Я все смотрела на этого человека.
— Но мое чувство прекрасного, — продолжал он, — было бы жестоко оскорблено, если бы я увидел пьяной красивую крестьянскую девушку с Севера. Правда, чувство прекрасного и моральные принципы не имеют ничего общего. Никто не попадает в рай за красоту — авторы Нового завета были лишены чувства прекрасного. Но Магомет говорил: «Если у тебя две деньги, купи на одну хлеба, а на другую анемон». Пусть бьют мой хрусталь! И хотя мое жизненное правило заключается в том, чтобы не пить, — это не правило морали. Я зато покупаю анемоны.
После некоторого размышления я спросила:
— А что скажешь ты на то, что четырнадцатилетняя девочка запирается с женатым мужчиной в своей комнате и, может быть, выйдет оттуда беременной?

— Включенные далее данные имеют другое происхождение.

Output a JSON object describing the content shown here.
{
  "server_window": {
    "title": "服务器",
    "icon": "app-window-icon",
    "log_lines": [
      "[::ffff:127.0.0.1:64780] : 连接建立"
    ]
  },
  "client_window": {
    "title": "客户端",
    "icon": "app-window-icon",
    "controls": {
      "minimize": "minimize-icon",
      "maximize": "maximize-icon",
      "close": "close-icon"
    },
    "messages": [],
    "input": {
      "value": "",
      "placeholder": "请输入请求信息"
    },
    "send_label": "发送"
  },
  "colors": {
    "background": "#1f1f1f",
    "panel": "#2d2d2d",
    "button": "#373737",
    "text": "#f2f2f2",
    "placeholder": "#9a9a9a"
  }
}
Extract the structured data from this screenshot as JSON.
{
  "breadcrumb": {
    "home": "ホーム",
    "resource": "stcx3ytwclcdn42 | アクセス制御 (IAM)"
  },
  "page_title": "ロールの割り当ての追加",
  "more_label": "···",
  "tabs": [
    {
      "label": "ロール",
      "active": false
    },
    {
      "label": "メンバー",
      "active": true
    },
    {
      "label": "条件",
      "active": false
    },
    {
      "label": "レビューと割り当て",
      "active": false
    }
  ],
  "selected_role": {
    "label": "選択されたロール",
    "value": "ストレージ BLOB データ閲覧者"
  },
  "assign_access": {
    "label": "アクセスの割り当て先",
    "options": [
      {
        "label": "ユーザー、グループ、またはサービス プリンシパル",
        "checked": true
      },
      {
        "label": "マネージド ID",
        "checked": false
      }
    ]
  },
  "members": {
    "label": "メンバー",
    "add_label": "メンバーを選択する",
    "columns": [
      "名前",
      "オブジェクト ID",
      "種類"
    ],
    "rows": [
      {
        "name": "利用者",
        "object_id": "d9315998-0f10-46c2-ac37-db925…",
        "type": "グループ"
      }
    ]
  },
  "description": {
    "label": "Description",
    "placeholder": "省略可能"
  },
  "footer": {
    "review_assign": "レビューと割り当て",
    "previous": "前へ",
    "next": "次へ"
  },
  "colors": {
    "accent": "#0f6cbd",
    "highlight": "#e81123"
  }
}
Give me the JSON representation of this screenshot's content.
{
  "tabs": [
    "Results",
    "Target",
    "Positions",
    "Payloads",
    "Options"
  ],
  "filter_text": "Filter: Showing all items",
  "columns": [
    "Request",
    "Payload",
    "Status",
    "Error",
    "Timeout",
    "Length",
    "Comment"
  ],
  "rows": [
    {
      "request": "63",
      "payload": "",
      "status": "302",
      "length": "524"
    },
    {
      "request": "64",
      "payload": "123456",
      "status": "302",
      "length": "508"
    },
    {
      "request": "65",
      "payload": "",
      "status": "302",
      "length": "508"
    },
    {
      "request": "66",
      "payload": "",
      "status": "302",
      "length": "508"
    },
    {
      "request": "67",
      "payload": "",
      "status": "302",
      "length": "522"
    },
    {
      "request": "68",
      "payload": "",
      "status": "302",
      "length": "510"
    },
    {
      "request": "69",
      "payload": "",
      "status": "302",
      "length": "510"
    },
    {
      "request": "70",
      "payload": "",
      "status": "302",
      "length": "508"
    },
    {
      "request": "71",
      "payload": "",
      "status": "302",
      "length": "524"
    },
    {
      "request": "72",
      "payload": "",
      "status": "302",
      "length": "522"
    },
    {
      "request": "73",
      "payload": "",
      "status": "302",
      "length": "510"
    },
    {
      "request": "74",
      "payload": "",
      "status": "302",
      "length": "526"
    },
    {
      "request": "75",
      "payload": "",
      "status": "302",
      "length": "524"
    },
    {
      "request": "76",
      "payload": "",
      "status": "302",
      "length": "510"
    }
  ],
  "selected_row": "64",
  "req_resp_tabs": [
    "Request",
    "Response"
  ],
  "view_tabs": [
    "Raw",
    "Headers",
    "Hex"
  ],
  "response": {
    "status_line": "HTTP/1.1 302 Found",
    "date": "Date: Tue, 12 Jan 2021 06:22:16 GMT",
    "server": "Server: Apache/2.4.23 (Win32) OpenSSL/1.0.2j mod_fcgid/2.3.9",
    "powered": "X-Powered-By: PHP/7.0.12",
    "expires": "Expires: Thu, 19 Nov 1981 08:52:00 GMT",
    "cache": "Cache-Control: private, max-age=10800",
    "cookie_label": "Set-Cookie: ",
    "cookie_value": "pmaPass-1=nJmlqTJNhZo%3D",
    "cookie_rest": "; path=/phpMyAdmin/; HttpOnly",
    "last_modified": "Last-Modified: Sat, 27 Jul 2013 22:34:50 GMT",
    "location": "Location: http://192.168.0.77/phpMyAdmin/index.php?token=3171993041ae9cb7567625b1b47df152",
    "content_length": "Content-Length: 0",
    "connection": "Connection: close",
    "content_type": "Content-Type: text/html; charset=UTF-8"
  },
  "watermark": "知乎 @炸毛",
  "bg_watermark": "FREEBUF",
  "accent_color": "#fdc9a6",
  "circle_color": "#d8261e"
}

Он засмеялся, как будто я сказала что-нибудь смешное.
— Ты говоришь четырнадцать, мой друг? Два раза по семь — это вдвойне святое число. А теперь я расскажу тебе о другом числе — шестнадцать. На солнечных высокогорных плато Кастилии растет кактус. Старательно и упорно, можно сказать, с высоким чувством моральной ответственности отсчитывает он годы. Насчитав шестнадцать лет, это благословенное растение зацветает. Не раньше шестнадцати лет осмеливается оно выбросить слабый красный цветок, который на другой день умирает.
— Да, но ребенок — это ребенок, — упрямо повторяю я. По правде сказать, меня сердило легкомыслие органиста.
— Вот именно. Ребенок — это ребенок. И он перестает быть ребенком вне зависимости от арифметики. Природа дает себя знать.
— Я из деревни, а там никогда не подпускают барана к годовалой ярке.